Ceux qui continueront d'aller dans les écoles les plus sélectives, où le numérique est ramené à sa juste mesure. Un outil. Un outil en plus et non pas à la place des autres comme le promeut Michel Serres. Ceux qui contrôleront iront à Stanford, là ou Michel Serres enseigne à plusieurs dizaines de milliers de dollars par an. Mais pas tous les autres qui n'auront qu'une école du clic où le savoir n'est plus construit et intégré, mais des écoles numériques où la fascination de l'outil aura fait oublier le vrai sens de l’École : l'émancipation de l'individu.

Michel Serres annonce, dans un texte somme toute assez manipulateur, les pires promesses de Gérard de Sélys et Nico Hirtt dans leur Tableau noir. La numérisation avancée de l'école alors qu'elle n'était que spéculative lors de l'écriture de ce livre est devenu réalité une quinzaine d'années plus tard, elle est même l'incarnation de la continuité des objectifs de l'éducation nationale indépendamment des ministres et des majorités. Pire, le texte de Michel Serres les justifie et interdit toute critique dans son tableau idyllique d'une jeunesse que l'on doit cesser d'instruire au non de l'archaïsme supposé de toute forme d'enseignement...

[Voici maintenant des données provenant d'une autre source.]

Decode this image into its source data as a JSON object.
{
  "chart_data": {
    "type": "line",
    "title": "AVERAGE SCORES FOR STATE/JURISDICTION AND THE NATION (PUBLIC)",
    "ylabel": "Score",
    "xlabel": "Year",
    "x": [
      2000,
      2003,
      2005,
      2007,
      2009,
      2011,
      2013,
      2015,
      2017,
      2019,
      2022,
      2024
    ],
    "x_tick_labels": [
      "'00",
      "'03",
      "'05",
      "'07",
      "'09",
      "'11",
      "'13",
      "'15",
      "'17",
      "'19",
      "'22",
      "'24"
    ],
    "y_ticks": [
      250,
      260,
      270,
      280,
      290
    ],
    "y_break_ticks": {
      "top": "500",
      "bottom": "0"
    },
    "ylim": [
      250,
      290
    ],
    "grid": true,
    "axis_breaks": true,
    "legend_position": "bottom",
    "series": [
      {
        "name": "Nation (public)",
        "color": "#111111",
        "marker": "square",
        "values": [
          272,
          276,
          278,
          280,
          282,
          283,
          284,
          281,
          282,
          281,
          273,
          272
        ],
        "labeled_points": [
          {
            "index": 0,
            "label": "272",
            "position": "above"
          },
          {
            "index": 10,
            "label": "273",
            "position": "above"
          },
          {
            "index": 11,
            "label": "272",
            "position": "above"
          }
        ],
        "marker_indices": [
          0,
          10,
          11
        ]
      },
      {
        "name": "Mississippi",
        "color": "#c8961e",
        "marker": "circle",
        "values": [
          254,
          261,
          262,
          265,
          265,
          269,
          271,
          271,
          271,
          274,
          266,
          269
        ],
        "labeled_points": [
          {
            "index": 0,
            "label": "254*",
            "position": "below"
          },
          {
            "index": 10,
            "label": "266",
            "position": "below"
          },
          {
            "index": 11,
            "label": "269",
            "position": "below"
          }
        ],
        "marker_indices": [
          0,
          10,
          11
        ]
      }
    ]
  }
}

A la fin, je n'aime pas ce texte.

Une autre critique plus complète découverte après rédaction.

Une troisième critique avec un débat animé ici.


A qui l'offrir

- aux vieux cons, pour ne pas cesser de l'être ;
- aux technolâtres béats.

 

Pour prolonger la lecture

- Tableau noir, texte spéculatif des années 90 sur la numérisation de l'école (en cours) et sa privatisation dont elle est la conséquence directe (à venir).



- L'emprise numérique de Cédric Biagini, (lecture en cours), l'anti-Michel Serres. Requinquant en ces temps "numériquement correct".


 







 
- Le successeur de pierre de Jean-Michel Truong, passionnante dystopie qui narre un affrontement à mort entre l'humanité et le silicium, mais aussi plein d'autres thématiques. A lire absolument, d'autant plus qu'il vient d'être réédité alors qu'il était indisponible depuis longtemps.